M2185A | Glassbead lot
Aboriginal: Innu (Montagnais)
1580-1630, 16th century or 17th century
0.9 x 0.6 cm
Gift of Mr. David Ross McCord
© McCord Museum
Keywords: Beads (37)
Keys to History
In the early 16th century, Europeans were first attracted to the Gulf of St. Lawrence by codfish, needed to feed the large Catholic populations of Europe who were prohibited from eating meat one day a week. Breton, Norman, Portuguese and Basque fishermen brought glass beads, like these ones, to trade and to distribute as gifts to the Aboriginal people they encountered. By 1580 the emphasis of European commerce had shifted from cod to beaver, required for the developing fur-felt hat industry in France. The special felting properties of the beaver - ability to hold shape and resilience - made it particularly desirable for wide-brimmed hats, which were in style across Europe at the time.
Glass beads, which were mainly produced on the Island of Murano in Venice, Italy, were included in every ships cargo from the 16th century onwards. Although such materials were foreign to them, Aboriginal people accepted glass beads eagerly, probably because glass possesses the same light-reflective quality as the ornaments they had traditionally made of shell, copper and mica. Within Aboriginal beliefs, light, bright and white things are tangible metaphors for states of physical, social and spiritual wellbeing.
These are glass beads made on the Island of Murano in Venice, Italy. These are among the earliest types of glass beads made for trade with Aboriginal people in what is now eastern Canada. The bead types include a frit-core bead, gooseberries, round indigo beads, striped dark blue oval varieties and chevrons.

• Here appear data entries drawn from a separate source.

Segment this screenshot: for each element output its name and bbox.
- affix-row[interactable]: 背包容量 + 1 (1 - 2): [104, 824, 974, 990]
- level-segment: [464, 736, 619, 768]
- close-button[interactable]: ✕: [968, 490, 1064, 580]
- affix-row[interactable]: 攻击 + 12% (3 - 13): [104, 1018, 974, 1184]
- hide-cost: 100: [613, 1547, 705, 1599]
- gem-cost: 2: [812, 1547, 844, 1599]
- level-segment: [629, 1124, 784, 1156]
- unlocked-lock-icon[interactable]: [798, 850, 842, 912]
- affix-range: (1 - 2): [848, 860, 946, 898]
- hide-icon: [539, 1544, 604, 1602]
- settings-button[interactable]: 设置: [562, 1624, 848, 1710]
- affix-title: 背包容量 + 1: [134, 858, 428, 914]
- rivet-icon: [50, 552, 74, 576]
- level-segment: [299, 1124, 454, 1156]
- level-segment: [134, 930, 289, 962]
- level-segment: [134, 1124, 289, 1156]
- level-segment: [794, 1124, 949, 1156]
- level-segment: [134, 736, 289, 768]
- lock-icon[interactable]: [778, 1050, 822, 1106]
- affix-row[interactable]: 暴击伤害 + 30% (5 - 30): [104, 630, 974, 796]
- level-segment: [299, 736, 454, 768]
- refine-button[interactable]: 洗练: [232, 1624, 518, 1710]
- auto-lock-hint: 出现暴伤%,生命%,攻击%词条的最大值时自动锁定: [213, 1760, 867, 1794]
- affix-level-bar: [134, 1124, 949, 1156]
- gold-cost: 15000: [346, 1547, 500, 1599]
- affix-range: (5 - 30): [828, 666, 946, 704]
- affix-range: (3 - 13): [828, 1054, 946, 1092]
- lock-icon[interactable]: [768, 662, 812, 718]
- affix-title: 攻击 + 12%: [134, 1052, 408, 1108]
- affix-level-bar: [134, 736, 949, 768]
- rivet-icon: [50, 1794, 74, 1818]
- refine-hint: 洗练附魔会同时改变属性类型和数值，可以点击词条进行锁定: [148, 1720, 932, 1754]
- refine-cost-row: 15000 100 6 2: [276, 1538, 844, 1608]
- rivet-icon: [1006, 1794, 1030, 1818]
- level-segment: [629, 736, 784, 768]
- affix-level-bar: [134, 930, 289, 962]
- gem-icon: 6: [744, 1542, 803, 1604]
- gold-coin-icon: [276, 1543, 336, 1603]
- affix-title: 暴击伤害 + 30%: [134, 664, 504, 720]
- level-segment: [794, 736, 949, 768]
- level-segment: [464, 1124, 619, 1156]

These early glass beads were found in the region of Tadoussac, on the Moyenne Côte-Nord of Québec. In the 17th century, Tadoussac was a major centre of commerce between the French and Aboriginal people, primarily the Innu.
The glass beads in this image all date from 1580 to 1600 C.E., a time period that archaeologists term "Glass Bead Period 1". The distinctive frit-core bead in this collection - the large bead made of fused silica (sand) covered by a thin veneer of indigo glass and decorated with raised white appliqued lines and dots - is one of only a few found on Quebec archaeological sites to-date.
These glass beads have a complex history. They were probably made by Italians in Venice, on the island of Murano. From there, they would have been shipped to a major port in Europe and purchased by Basque merchants, who carried them to the Gulf of St. Lawrence, where they were given or traded to Innu.